Seperti halnya saat pemerintah Belanda
menguasai wilayah Indonesia dan memegang kekuasaan atas pemerintahan, sistem
rekrutmen Kepala Daerah saat zaman Jepang mengabaikan nilai-nilai demokrasi,
transparansi dan akuntabilitas dalam pengangkatan tiap-tiap pejabat yang akan
diangkat dan/atau ditunjuk oleh penguasa Jepang selaku pemerintah pusat.
Sistem pengangkatan
dan/atau penunjukkan sebagaimana telah dijelaskan diatas dilakukan secara
hierarkis.Hal ini mengakibatkan sistem rekrutmen Kepala Daerah tidak mengalami
perubahan dibandingkan dengan masa zaman Belanda.[11]
c.)
Kepala Daerah
Pada Zaman Kemerdekaan
Kepala Daerah pada zaman
ini dibagi menjadi 3 bagian besar yakni : era orde lama, era orde baru, dan era
reformasi. Berikut penjelasan lebih lanjut tentang ketiga era tersebut.[12]
1. Era
Orde Lama
Produk hukum yang
melandasi berlakunya sistem pemerintahan daerah dalam orde baru ialah
undang-undang.Undang-undang pertama yang diterbitkan pada masa kemerdekaan
adalah Undang-Undang Nomor 1 Tahun 1945 tentang Peraturan Mengenai Kedudukan
Komite Nasional Daerah.Undang-Undang ini bermaksud mengubah sifat Komite
Nasional Daerah menjadi Badan Perwakilan Rakyat Daerah yang diketuai oleh
Kepala Daerah. Dalam pasal 2 undang-undang tersebut dinyatakan bahwa : “Komite
Nasional Daerah menjadi Badan Perwakilan Rakyat Daerah, yang bersama-sama
dengan dan dipimpin oleh Kepala Daerah menjalankan pekerjaan mengatur rumah
tangga daerahnya, asal tidak bertentangan dengan Peraturan Pemerintah pusat dan
Pemerintah Daerah yang lebih luas dari padanya”.[13] Dalam
poin penjelasan dalam undang-undang tersebut juga dinyatakan bahwa Kepala
Daerah juga sebagai Komite Nasional Daerah yang hendak menjadi Badan Legislatif.[14]
Selain
itu seorang Kepala Daerah harus menjalankan fungsi sebagai wakil Badan
Perwakilan Rakyat Daerah.[15]
Dalam pasal sebagaimana
telah dijelaskan diatas menyatakan bahwa Kepala Daerah duduk di lembaga
eksekutif dan legislatif.
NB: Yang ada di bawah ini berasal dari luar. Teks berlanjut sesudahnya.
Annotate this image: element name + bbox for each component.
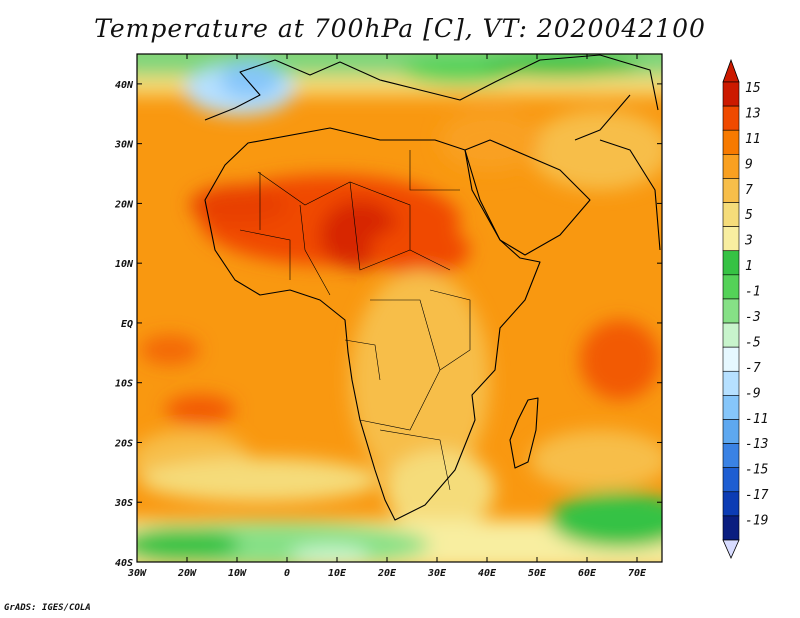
colorbar-label: -15 xyxy=(745,463,769,478)
lon-tick-label: 70E xyxy=(628,568,647,579)
colorbar-swatch xyxy=(722,81,740,107)
lat-tick-label: 40N xyxy=(115,80,134,91)
axis-ticks: 30W 20W 10W 0 10E 20E 30E 40E 50E 60E 70E 40N 30N 20N… xyxy=(114,54,662,579)
lon-tick-label: 60E xyxy=(578,568,597,579)
colorbar-top-arrow xyxy=(722,58,740,83)
lon-tick-label: 10E xyxy=(328,568,347,579)
colorbar-label: 13 xyxy=(745,106,761,121)
colorbar-label: -3 xyxy=(745,310,761,325)
grads-credit: GrADS: IGES/COLA xyxy=(4,603,91,613)
plot-frame xyxy=(136,53,663,563)
colorbar-swatch xyxy=(722,370,740,396)
colorbar-bottom-arrow xyxy=(722,539,740,559)
colorbar-label: -17 xyxy=(745,488,769,503)
lat-tick-label: 30S xyxy=(114,498,133,509)
country-borders xyxy=(239,150,471,491)
colorbar-swatch xyxy=(722,346,740,372)
colorbar-swatch xyxy=(722,322,740,348)
colorbar-swatch xyxy=(722,202,740,227)
colorbar-label: 9 xyxy=(745,157,753,172)
lon-tick-label: 30W xyxy=(127,568,147,579)
colorbar-label: 15 xyxy=(745,81,761,96)
colorbar-swatch xyxy=(722,250,740,276)
colorbar-label: 5 xyxy=(745,208,753,223)
colorbar-swatch xyxy=(722,491,740,517)
lon-tick-label: 30E xyxy=(427,568,447,579)
map-title: Temperature at 700hPa [C], VT: 202004210… xyxy=(94,14,706,43)
colorbar-label: -13 xyxy=(745,437,768,452)
colorbar-swatch xyxy=(722,154,740,179)
colorbar-swatch xyxy=(722,443,740,468)
lat-tick-label: 20S xyxy=(114,438,133,449)
colorbar: 15 13 11 9 7 5 3 1 -1 -3 -5 -7 -9 -11 -13 -15 -17 -19 xyxy=(722,58,769,559)
colorbar-label: 11 xyxy=(745,132,761,147)
lon-tick-label: 50E xyxy=(528,568,547,579)
colorbar-swatch xyxy=(722,226,740,252)
colorbar-swatch xyxy=(722,395,740,420)
colorbar-label: 3 xyxy=(744,234,753,249)
colorbar-label: 7 xyxy=(745,183,753,198)
colorbar-label: -5 xyxy=(745,335,761,350)
coastlines xyxy=(204,54,661,521)
colorbar-label: 1 xyxy=(745,259,753,274)
colorbar-label: -9 xyxy=(745,386,761,401)
lat-tick-label: 10N xyxy=(115,259,134,270)
temperature-field xyxy=(137,54,662,562)
lon-tick-label: 20E xyxy=(377,568,397,579)
lat-tick-label: 30N xyxy=(114,140,134,151)
colorbar-label: -1 xyxy=(745,285,761,300)
lat-tick-label: 20N xyxy=(114,199,134,210)
lon-tick-label: 40E xyxy=(478,568,497,579)
colorbar-label: -7 xyxy=(745,361,761,376)
lon-tick-label: 0 xyxy=(284,568,290,579)
colorbar-swatch xyxy=(722,467,740,493)
lon-tick-label: 20W xyxy=(177,568,197,579)
colorbar-swatch xyxy=(722,129,740,155)
colorbar-label: -11 xyxy=(745,412,768,427)
colorbar-swatch xyxy=(722,105,740,131)
lat-tick-label: 10S xyxy=(115,379,133,390)
colorbar-swatch xyxy=(722,178,740,203)
colorbar-swatch xyxy=(722,515,740,541)
colorbar-label: -19 xyxy=(745,514,768,529)
colorbar-swatch xyxy=(722,419,740,444)
colorbar-swatch xyxy=(722,274,740,300)
lat-tick-label: EQ xyxy=(121,319,133,330)
lat-tick-label: 40S xyxy=(115,558,133,569)
colorbar-swatch xyxy=(722,298,740,324)
lon-tick-label: 10W xyxy=(228,568,247,579)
Berkaitan dengan hal tersebut dapat disimpulkan bahwa
Kepala Daerah pada masa Undang-Undang Nomor 1 Tahun 1945 adalah Kepala Daerah
yang diangkat pada masa sebelumnya yakni masa pendudukan Jepang. Akibat
berbagai situasi yang muncul, seperti situasi politik, keamanan dan hukum
ketatatanegaraan pada saat itu maka Kepala Daerah diangkat begitu saja untuk
menjamin berlangsungnya pemerintahan daerah sebagai bagian dari pemerintahan
pusat yang tergabung dalam Negara Kesatuan Republik Indonesia (NKRI) sekaligus
mencegah kekosongan jabatan dalam pemerintahan.[16]
Undang-Undang
Nomor 1 Tahun 1945 hanya berusia 3 tahun. Pada tahun 1948, lahir penggantinya
yaitu Undang-Undang Nomor 22 Tahun 1948 tentang Pokok-Pokok Pemerintahan Daerah
yang merujuk pada pasal 18 UUD 1945.[17]
Pada
masa Undang-Undang Nomor 22 Tahun 1948 telah diusahakan untuk mengadakan
keseragaman antar Pemerintah Daerah di seluruh Indonesia.Secara hierarki, pada
saat berlakunya undang-undang tersebut, wilayah Indonesia tersusun dalam tiga
tingkatan. Dalam pasal 1 ayat (1) dinyatakan bahwa : “Daerah Negara Republik
Indonesia tersusun dalam tiga tingkatan, ialah : Propinsi, Kabupaten (Kota
besar) dan Desa (Kota kecil) negeri, marga dan sebagainya, yang berhak mengatur
dan mengurus rumah tangganya sendiri”. Salah satu hal diatur dalam
undang-undang tersebut adalah peran Kepala Daerah dalam mengawasi pekerjaan
Dewan Perwakilan Rakyat Daerah[18] dan
Dewan Pemerintah Daerah[19]serta
berhak menahan pelaksanaan keputusan-keputusan yang diambil oleh DPRD dan Dewan
Pemerintah Daerah.[20]
Hal
ini ditegaskan dalam pasal 36 ayat (1) undang-undang tersebut, yakni bahwa :
“Kepala
Daerah mengawasi pekerjaan Dewan Perwakilan Rakyat Daerah dan Dewan Pemerintah
Daerah dan berhak menambah dijalankan putusan- putusan Dewan Perwakilan Rakyat
Daerah dan Dewan Pemerintah Daerah, bila dipandangnya putusan-putusan itu
bertentangan dengan kepentingan umum atau bertentangan dengan undang-undang
atau peraturan Pemerintah dan peraturan-peraturan daerah yang lebih atas, bila
putusan-putusan itu diambil oleh Dewan Perwakilan Rakyat Daerah dan Dewan
Pemerintah Daerah di bawah Propinsi”.
Undang-undang
sebagaimana telah dijelaskan menetapkan bahwa Pemerintah Daerah dari DPRD dan
Dewan Pemerintah Daerah.Kepala Daerah dan Wakil Kepala Daerah dipilih oleh dan
dari DPRD.Kepala Daerah Provinsi diangkat oleh Presiden dari calon-calon yang
diusulkan oleh DPRD.Kepala Daerah bertugas mengawasi pekerjaan DPRD dan
Pemerintah Daerah. Hal ini tertuang dalam pasal 18 ayat (1) yang berbunyi[21]:
“Kepala Daerah Provinsi diangkat oleh Presiden dari sedikit-dikitnya dua atau
sebanyak-banyaknya empat orang calon yang diajukan oleh DPRD Provinsi”.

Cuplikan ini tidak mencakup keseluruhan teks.